Confinement and activity regulate bacterial motion in porous media

TL;DR

This study reveals how pore-scale confinement and bacterial activity influence E. coli motility in porous media, highlighting a new hopping-and-trapping behavior and providing insights for modeling bacterial movement in complex environments.

Contribution

It uncovers the dependence of bacterial hopping and trapping on confinement and activity, introducing an entropic trapping model for motility in porous media.

Findings

Hopping is determined by pore-scale confinement, independent of activity.

Trapping depends on the interplay between confinement and activity.

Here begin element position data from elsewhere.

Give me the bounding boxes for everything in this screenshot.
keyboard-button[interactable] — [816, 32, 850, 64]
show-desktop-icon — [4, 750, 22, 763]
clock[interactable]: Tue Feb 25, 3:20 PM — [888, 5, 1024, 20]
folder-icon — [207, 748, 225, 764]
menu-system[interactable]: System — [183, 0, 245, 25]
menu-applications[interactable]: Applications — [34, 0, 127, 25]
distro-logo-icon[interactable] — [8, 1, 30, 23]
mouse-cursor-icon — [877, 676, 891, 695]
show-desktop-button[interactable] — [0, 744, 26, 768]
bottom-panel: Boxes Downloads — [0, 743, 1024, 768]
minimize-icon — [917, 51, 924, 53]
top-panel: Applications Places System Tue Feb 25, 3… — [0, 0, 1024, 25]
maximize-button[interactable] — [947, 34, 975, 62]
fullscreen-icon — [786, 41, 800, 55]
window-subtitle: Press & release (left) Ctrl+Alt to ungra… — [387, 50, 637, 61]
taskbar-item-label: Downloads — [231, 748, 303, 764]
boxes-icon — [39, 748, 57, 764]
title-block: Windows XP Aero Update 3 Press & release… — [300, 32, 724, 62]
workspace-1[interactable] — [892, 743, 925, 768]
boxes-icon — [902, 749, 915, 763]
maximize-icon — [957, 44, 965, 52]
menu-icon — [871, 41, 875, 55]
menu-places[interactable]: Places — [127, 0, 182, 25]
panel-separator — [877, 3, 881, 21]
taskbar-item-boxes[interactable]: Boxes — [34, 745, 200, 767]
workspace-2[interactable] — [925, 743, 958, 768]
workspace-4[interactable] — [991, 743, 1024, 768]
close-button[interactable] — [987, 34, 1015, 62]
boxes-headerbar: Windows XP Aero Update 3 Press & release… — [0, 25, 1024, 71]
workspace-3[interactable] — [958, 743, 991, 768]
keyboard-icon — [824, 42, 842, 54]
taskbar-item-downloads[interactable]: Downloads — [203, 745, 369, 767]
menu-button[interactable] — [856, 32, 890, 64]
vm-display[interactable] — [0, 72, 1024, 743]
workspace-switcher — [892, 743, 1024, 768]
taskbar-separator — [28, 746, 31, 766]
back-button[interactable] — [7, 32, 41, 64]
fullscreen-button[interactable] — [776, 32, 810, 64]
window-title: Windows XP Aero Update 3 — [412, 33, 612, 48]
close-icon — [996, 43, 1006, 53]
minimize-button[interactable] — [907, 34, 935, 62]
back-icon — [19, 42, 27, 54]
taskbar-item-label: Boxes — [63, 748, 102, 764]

Results support an entropic trapping model for bacterial motility.

Abstract

Understanding how bacteria move in porous media is critical to applications in healthcare, agriculture, environmental remediation, and chemical sensing. Recent work has demonstrated that E. coli, which moves by run-and-tumble dynamics in a homogeneous medium, exhibits a new form of motility when confined in a disordered porous medium: hopping-and-trapping motility, in which cells perform rapid, directed hops punctuated by intervals of slow, undirected trapping. Here, we use direct visualization to shed light on how these processes depend on pore-scale confinement and cellular activity. We find that hopping is determined by pore-scale confinement, and is independent of cellular activity; by contrast, trapping is determined by the competition between pore-scale confinement and cellular activity, as predicted by an entropic trapping model. These results thus help to elucidate the factors that regulate bacterial motion in porous media, and could help aid the development of new models of motility in heterogeneous environments.